Still, most marijuana business owners cannot accept credit cards, pay their payroll taxes by check or make wire transfers to other businesses. “It’s now up to Congress to address this banking crisis and align federal and state laws,” Reps. Ed Perlmutter (D-CO) and Denny Heck (D-WA) write in The Hill, hoping to build support for their SAFE Banking Act, which would solve the problem and get money from this legal business into regulated banks.
Businesses need sensible regulations and access to commercial banking services just like plants need sun and water to thrive. Without banking, dispensaries cannot access loans to expand their business and add new staff. Armored trucks and armed security guards are needed to transport and protect all the cash.

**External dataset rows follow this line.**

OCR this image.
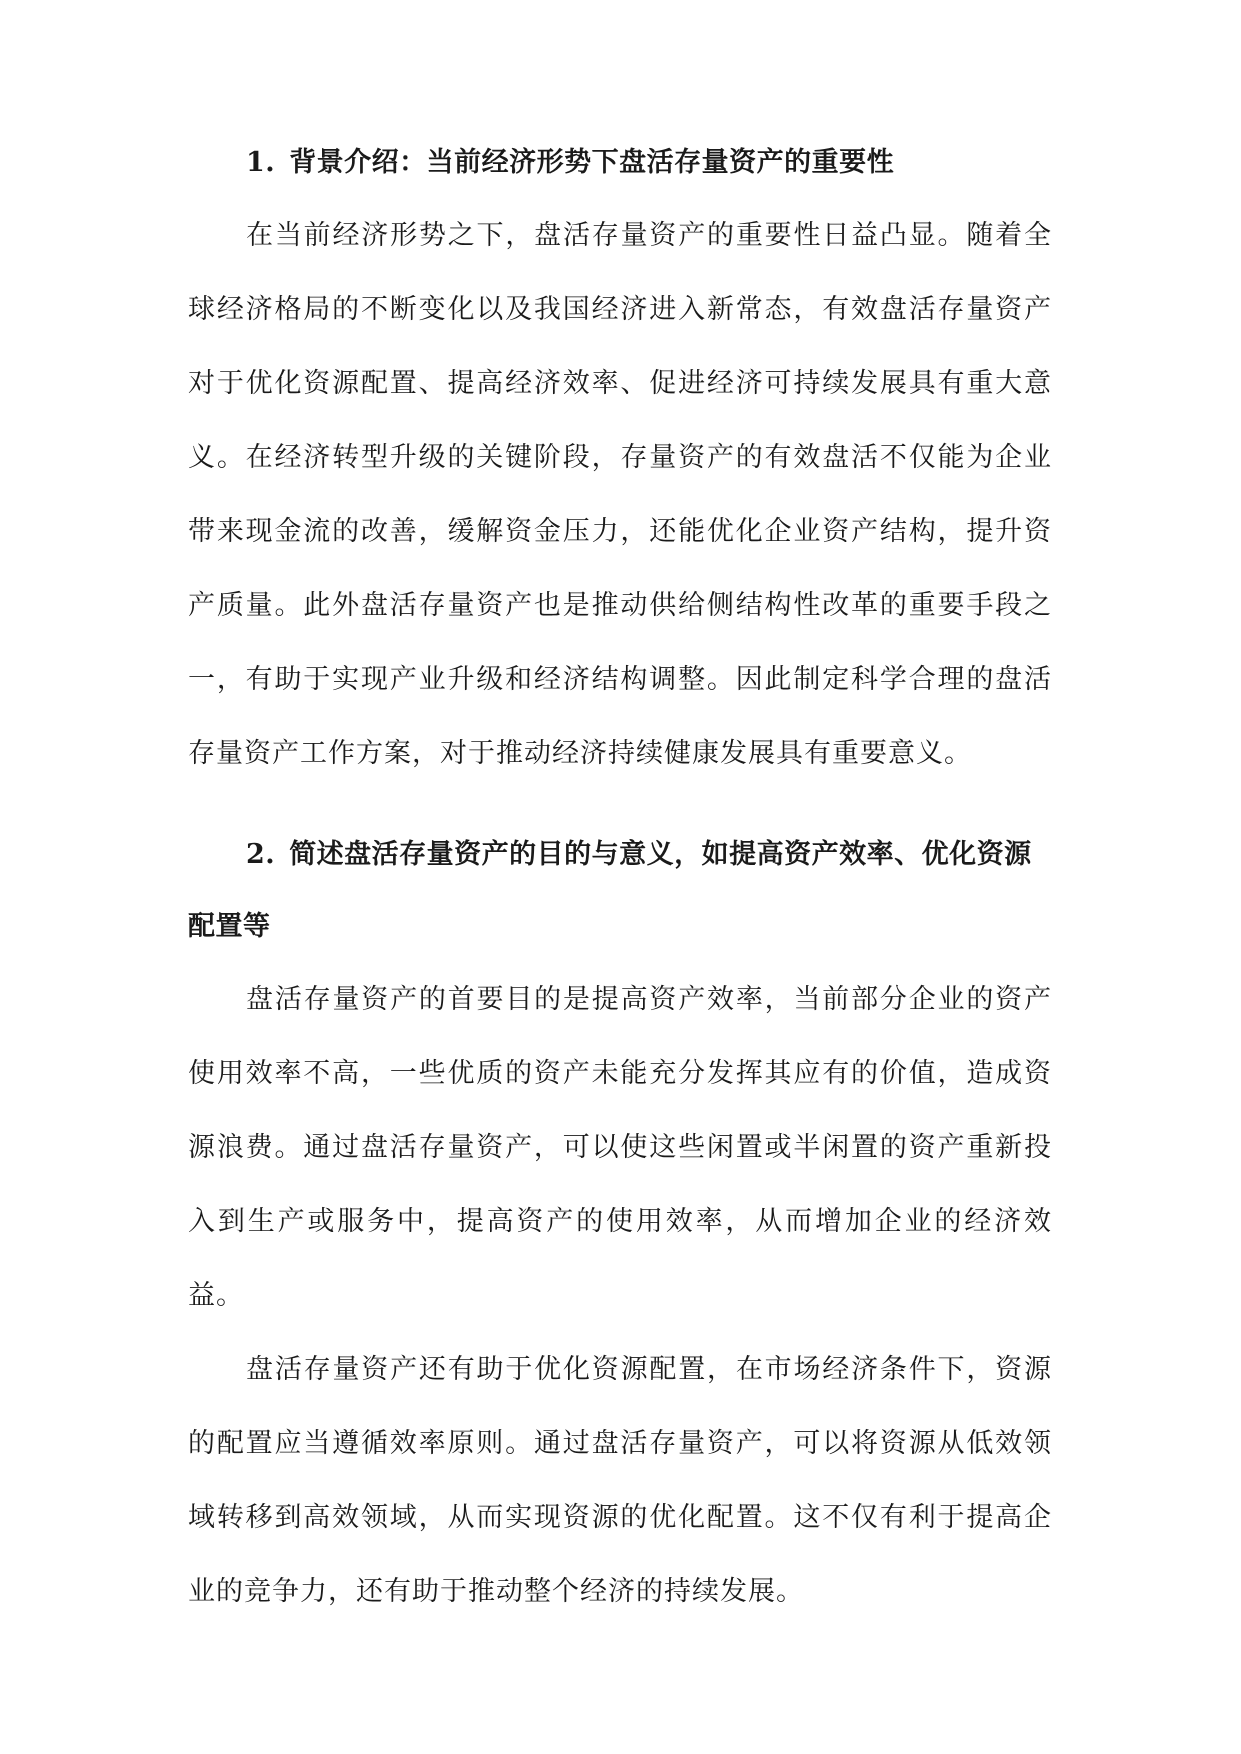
1. 背景介绍：当前经济形势下盘活存量资产的重要性

在当前经济形势之下，盘活存量资产的重要性日益凸显。随着全球经济格局的不断变化以及我国经济进入新常态，有效盘活存量资产对于优化资源配置、提高经济效率、促进经济可持续发展具有重大意义。在经济转型升级的关键阶段，存量资产的有效盘活不仅能为企业带来现金流的改善，缓解资金压力，还能优化企业资产结构，提升资产质量。此外盘活存量资产也是推动供给侧结构性改革的重要手段之一，有助于实现产业升级和经济结构调整。因此制定科学合理的盘活存量资产工作方案，对于推动经济持续健康发展具有重要意义。

2. 简述盘活存量资产的目的与意义，如提高资产效率、优化资源配置等

盘活存量资产的首要目的是提高资产效率，当前部分企业的资产使用效率不高，一些优质的资产未能充分发挥其应有的价值，造成资源浪费。通过盘活存量资产，可以使这些闲置或半闲置的资产重新投入到生产或服务中，提高资产的使用效率，从而增加企业的经济效益。

盘活存量资产还有助于优化资源配置，在市场经济条件下，资源的配置应当遵循效率原则。通过盘活存量资产，可以将资源从低效领域转移到高效领域，从而实现资源的优化配置。这不仅有利于提高企业的竞争力，还有助于推动整个经济的持续发展。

One Nevada medical marijuana dispensary owner recently sent me a picture that illustrates the problem. It showed $2 million in $20 bills. Ironically, this particular $2 million was being prepared for hand-delivery to the Internal Revenue Service to pay taxes that the business cannot pay via bank.
There’s another unexpected victim in all this too — small businesses that have no connection with the marijuana trade. Because the marijuana industry cannot deposit cash in banks, those banks in turn cannot make loans using those assets. If the industry were able to deposit $9 billion in banks, the banking system would be able to loan billions to other businesses. How? Under banking reserve requirement rules, for every $10 a bank has on deposit, it has to keep only $1 on deposit and can loan out the other $9. When you stop an entire economic sector from depositing its revenues in banks, you deprive countless small businesses of valuable loans.
This situation can be easily fixed by the Treasury Department if it assures banks that they will not be prosecuted for taking money from legal businesses, or more substantively by Congress passing a law that sets out sensible banking rules. As former Treasury official and current Brookings Institution Fellow Aaron Klein writes, “If regulators continue to not step in, Congress needs to use its legislative power to establish a reasonable compliance regime, if it can’t see its way to taking marijuana off the list of Schedule 1 drugs altogether.”
Federal banking restrictions also mean that cannabis firms cannot list on the U.S. stock exchanges and are instead turning to Canada. For example, California-based MedMen Enterprises recently listed on the Canadian Securities Exchange, because, as Chief Executive Officer Adam Bierman says, “We can’t list on NYSE or NASDAQ; we have to end prohibition first.”
This arcane set of circumstances is setting up Canadian investors to get rich from the success of the U.S. cannabis market. In fact, Canadian finance firms are already setting up options contracts to be able to buy shares in cannabis firms in the future, once prohibition ends.
Unless Washington wants to clamp down on the growth of one of the fastest-growing industries in the U.S. and hand over control of that sector to our Canadian neighbors, it’s time for sensible banking laws.